= Table A =

Table A in UK company law is the old name for the Model Articles or default form of articles of association for companies limited by shares incorporated either in England and Wales or in Scotland before 1 October 2009 where the incorporators do not explicitly choose to use a modified form. Table A was first introduced by the Joint Stock Companies Act 1856 as 'Table B', and then adopted the name of 'Table A' under the Companies Act 1862.

The existing form of Table A was introduced in 1985 by the subsidiary legislation passed under the Companies Act 1985, although it has been updated on several occasions since its introduction.

Although Table A is the most frequently referred to, relating to generic companies limited by shares (the most common form), there are also pro forma constitutional documents for companies limited by guarantee without a share capital (Table C) and unlimited liability companies with a share capital (Table E).

One advantage of having standard form constitutional documents for the bulk of companies formed within a jurisdiction is that a substantial body of case law has arisen in relation to the forms, which assists legal practitioners when preparing more bespoke forms of constitutional documents for businesses.

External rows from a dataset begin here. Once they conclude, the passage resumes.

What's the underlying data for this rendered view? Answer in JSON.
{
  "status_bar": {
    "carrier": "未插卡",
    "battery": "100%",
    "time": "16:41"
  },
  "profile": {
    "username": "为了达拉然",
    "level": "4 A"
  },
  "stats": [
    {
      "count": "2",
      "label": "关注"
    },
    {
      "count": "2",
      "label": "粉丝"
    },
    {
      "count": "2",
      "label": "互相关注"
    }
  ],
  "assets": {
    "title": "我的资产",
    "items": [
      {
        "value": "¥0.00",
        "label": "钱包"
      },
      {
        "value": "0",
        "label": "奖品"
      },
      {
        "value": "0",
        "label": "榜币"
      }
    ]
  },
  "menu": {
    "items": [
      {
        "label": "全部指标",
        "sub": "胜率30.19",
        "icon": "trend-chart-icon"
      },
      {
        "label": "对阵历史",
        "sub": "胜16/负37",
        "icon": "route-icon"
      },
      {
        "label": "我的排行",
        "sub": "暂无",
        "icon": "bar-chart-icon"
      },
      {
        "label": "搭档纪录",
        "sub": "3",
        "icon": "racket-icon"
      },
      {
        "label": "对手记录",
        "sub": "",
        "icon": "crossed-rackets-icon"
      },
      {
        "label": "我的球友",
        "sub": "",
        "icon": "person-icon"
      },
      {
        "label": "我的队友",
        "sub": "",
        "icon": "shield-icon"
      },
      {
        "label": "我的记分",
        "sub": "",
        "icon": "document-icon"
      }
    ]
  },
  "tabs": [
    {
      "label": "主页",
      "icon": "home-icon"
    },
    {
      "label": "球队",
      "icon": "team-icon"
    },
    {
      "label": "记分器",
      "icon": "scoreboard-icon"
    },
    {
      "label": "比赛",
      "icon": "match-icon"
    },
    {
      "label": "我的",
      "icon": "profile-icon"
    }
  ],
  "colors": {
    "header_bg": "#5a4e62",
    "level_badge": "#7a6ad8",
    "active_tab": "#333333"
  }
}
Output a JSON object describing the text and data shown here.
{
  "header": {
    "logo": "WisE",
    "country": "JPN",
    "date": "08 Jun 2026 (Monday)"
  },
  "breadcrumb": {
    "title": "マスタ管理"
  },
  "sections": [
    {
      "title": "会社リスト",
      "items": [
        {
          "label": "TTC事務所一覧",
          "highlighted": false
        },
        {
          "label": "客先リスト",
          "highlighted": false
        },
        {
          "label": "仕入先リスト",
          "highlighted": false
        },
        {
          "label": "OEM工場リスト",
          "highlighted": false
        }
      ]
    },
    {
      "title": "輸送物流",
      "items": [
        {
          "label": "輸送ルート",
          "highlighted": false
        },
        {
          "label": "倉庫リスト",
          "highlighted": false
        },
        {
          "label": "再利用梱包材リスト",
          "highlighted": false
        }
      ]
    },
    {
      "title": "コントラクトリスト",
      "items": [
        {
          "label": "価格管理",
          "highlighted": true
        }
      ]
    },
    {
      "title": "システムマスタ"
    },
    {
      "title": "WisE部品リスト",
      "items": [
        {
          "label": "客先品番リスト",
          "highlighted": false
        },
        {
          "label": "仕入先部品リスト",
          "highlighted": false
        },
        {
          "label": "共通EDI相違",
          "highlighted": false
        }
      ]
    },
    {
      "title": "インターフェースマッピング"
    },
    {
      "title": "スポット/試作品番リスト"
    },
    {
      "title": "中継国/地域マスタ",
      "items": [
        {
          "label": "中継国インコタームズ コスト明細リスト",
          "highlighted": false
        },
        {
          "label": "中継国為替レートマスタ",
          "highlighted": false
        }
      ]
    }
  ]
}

Table A has been replaced for new companies by the simplified and modernised Companies Act 2006 Model Articles, which came into force on 1 October 2009. However, it still remains valid for companies incorporated under the Companies Act 1985 in the form in which it existed at the time of incorporation of the company. For example, Article 50 regarding the Chairman's casting vote was removed from Table A in 2007. However, if this right existed in a Company's articles due to incorporation before this date it remains valid.